Некий лысый старец, облаченный в бесформенный балахон, с обросшим неряшливыми космами неподвижным лицом, больше похожий на мумию, чем на живого человека, загробным голосом изрекал загадки, которые он вычитывал на страницах толстой книги. Назывался этот персонаж «старец Фура». Что это был за странный старикашка, откуда он взялся на высокой башне форта среди океана и почему он говорит только загадками — все это само по себе тоже было неразрешимой загадкой.
Голова и лицо старца были отлиты из пластической резины с прорезями для глаз и рта. Такое обличье можно было надеть на любого, и этому любому оставалось только прочесть текст загадки в книге, постаравшись при этом подражать старческому голосу. Так и происходило. Под резиновой личиной старца побывал не один сотрудник французской киногруппы, снимающей игры в Форте Боярд для телевидения. Но эта резиновая функциональность персонажа все-таки смущала устроителей зрелища.
В начале сотрудничества с российской стороной была предпринята попытка оживить загадочного «старца Фура». Для этого в резиновую оболочку всунули голову приглашенного актера. И кроме текста загадки актер стал произносить перед прибежавшим к нему в башню участником игры примерно такую фразу: «Спасибо, что ты пришел (пришла) ко мне, я так одинок!..» — все тем же умирающим голосом. И получалось, что этот старец не только функционально загадочный — он загадочный мученик, которого почему-то заточили в башне форта и людей разрешают увидеть, только когда приходит время прочесть текст из книги. Попытка вдохнуть в старца хоть какую-нибудь человеческую жизнь явно не удалась. Устроители игр окончательно убедились, что обрезиненный «старец Фура» выглядит нелепо, да и зрителям порядком поднадоел ожидаемым однообразием.
Именно это обстоятельство надоумило продюсера с российской стороны Василия Григорьева позвонить мне. Почему выбор Григорьева пал на меня — загадка, достойная злосчастного «старца Фура». Потом, правда, новый ведущий игры артист Леонид Ярмольник уверял, что мою кандидатуру подсказал продюсеру он, но как бы то ни было: человек предполагает, а…
Василий Григорьев предложил мне придумать новый персонаж взамен загадочного старца с таким прицелом, чтобы я этот придуманный персонаж и воплотил. Я придумал пирата.
Эдакого с возрастом отошедшего от дел морского разбойника, обосновавшегося в старинном форте посреди океана, поближе к блеску и звону золотых монет, которые он уже не в силах захватить.
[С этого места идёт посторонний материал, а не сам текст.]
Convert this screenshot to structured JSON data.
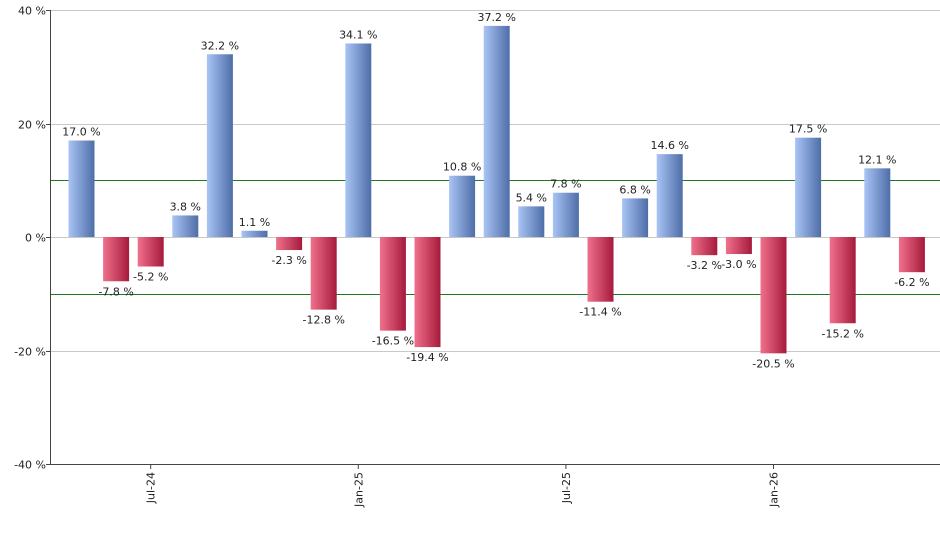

Вот он и философствует о тщете богатства, попивает ром, вспоминает старых дружков вроде одноногого Сильвера и грозы морей Флинта, отпускает молодым женщинам пиратские комплименты и тешит себя загадками.
Василий Григорьев моего пирата сразу же утвердил. И я, увлекшись предложением продюсера и собственной выдумкой, занялся подбором костюма и поисками грима. Я решил, что мой пират должен быть узнаваем сразу. Такие пираты бороздят моря на страницах классических книг о морских приключениях, которые мы все с упоением читаем в детстве и запоминаем на всю жизнь. Одет он, конечно, в расшитый камзол нараспашку, чтобы видна была полосатая морская тельняшка. Подпоясан широким испанским поясом, за который в былые дни совал пистолет или абордажный клинок. На голове повязана красная шелковая бандана, концы которой свисают на плечо из-под черной суконной морской треуголки с золотым кантом. Штаны заправлены в высокие сапоги-ботфорты. И костюм готов.
Теперь грим. Мой пират — видавший виды морской волк, капитан, прошедший через жестокие абордажные сражения. Черная повязка на глазу будет очень даже уместна. Что еще? Безусловно, усы! Поседевшие, слегка обвисшие, но все еще лихие! И еще: пират и ром — понятия неразделимые. Нет сомнения в том, что с годами любимый напиток пиратов заметно подкрасил нос моего капитана.